At the edge of his peripheral, Zāl sees the long expanse of a tunnel. There’s no end to it, only an ever-encroaching darkness—a mouth to a greater beast. An end of a voyage, a bridge that collapsed, a path to nowhere.
Zāl pushes himself to wakefulness—
—and is met with a bleak morning.
He’s overslept.
Zāl can hear the cluttering of pans from the kitchen above, the restaurant in the throes of early lunch—three hours into opening. It’s unfortunate, as Zāl now has to slink up the stairs guiltily and pass by his landlord. She’ll remind him that he’s late, to which he’ll reply with something along the lines that he’s already paid in advance. To which she’ll kindly, albeit sternly, remind him again that the year advance had finished two months ago.
Zāl, eyes glued to his ceiling fan, mulls this over for another ten minutes. Inevitability is something he knows intimately and yet; he shrinks away when his bare feet touch the cold tiled floor.
The bathroom lights refuse to turn on and since the kitchen is running hot, the shower water runs cold. It’s through the cracks of sunlight from halved windows that Zāl finds his reflection and manages to somewhat clean up and shave—even just by muscle memory alone. Slowly, as he’s toweling off his chin, Zāl’s fingers run along the underside of his jaw, just enough to feel the raised ink slither away from him.

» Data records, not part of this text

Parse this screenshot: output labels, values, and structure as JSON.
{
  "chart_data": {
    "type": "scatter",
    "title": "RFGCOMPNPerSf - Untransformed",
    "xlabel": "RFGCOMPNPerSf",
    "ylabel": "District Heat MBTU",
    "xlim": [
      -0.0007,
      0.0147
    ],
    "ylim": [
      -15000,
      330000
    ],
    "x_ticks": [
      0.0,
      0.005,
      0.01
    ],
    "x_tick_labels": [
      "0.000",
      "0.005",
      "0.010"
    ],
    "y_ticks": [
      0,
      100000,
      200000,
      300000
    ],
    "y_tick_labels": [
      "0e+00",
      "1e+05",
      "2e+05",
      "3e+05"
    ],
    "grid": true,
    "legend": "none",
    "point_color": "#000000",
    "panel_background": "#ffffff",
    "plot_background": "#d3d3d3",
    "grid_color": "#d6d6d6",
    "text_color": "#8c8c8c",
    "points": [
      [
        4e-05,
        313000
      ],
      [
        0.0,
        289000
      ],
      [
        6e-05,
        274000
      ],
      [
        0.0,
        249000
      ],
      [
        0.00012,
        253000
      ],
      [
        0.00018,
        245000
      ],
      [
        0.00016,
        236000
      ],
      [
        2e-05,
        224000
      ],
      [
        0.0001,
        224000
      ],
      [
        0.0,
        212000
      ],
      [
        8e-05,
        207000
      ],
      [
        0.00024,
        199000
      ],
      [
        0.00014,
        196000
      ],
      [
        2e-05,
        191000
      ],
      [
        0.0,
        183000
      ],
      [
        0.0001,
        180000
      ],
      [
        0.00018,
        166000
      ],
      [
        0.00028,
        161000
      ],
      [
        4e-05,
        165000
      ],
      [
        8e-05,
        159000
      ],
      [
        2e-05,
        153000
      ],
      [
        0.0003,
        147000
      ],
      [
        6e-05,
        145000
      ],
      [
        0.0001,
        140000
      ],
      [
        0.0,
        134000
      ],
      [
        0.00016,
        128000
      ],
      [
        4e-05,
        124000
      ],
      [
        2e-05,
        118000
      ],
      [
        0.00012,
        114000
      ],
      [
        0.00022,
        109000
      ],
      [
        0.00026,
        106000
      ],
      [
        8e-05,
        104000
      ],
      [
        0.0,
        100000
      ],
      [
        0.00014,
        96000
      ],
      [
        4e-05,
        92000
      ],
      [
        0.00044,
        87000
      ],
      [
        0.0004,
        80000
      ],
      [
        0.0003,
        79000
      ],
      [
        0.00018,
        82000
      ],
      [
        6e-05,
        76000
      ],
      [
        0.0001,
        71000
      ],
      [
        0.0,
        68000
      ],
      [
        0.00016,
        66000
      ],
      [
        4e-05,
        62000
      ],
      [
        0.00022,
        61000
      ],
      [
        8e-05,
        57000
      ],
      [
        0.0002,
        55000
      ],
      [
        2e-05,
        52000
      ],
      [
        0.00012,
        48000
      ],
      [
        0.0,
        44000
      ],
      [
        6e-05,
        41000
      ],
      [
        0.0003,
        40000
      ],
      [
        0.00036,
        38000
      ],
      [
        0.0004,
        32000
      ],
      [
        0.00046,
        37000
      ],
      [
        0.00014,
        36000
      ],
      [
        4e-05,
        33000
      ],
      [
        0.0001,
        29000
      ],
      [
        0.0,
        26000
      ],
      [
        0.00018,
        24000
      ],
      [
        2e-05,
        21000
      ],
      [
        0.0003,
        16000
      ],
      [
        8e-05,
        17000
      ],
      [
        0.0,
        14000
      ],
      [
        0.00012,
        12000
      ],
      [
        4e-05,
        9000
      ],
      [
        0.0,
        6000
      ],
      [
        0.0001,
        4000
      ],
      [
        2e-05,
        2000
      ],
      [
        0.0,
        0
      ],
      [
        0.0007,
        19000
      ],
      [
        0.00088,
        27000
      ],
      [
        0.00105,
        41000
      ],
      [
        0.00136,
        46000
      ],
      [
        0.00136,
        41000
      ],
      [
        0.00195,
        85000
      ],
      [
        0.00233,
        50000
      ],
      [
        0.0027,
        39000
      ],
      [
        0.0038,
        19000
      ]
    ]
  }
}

By the time he’s neatly—somewhat neatly—dressed, it’s well into the afternoon. He plucks his sunglasses from the nightstand and slips them up the bridge of his nose as he creaks up the stairs. His landlord is waiting for him, her face twisted into disappointment.
“You’re late,” she says.
“I’ll have it soon,” Zāl provides with a casual smile. “From donations.”
“You’re always relying on donations,” the landlord says. “What happened to the boy from last year? Paying the whole year at once.”
“That boy had a really good job,” Zāl says. “Hope he’s doin’ well now, and all.
“Maybe if he wasn’t wasting his credits on silly tattoos,” she replies, gesturing to the exposed ink near his collar. “He’d still have that very good job.”
Zāl smiles. “These are just birthmarks, Tata.”
She looks like she doesn’t believe him but shoos him off nonetheless, deciding to focus on the customers flowing in to order their meals. Zāl exits through the front door of Haseem’s Shawarma, giving one last goodbye wave before the door closes behind him with a chime.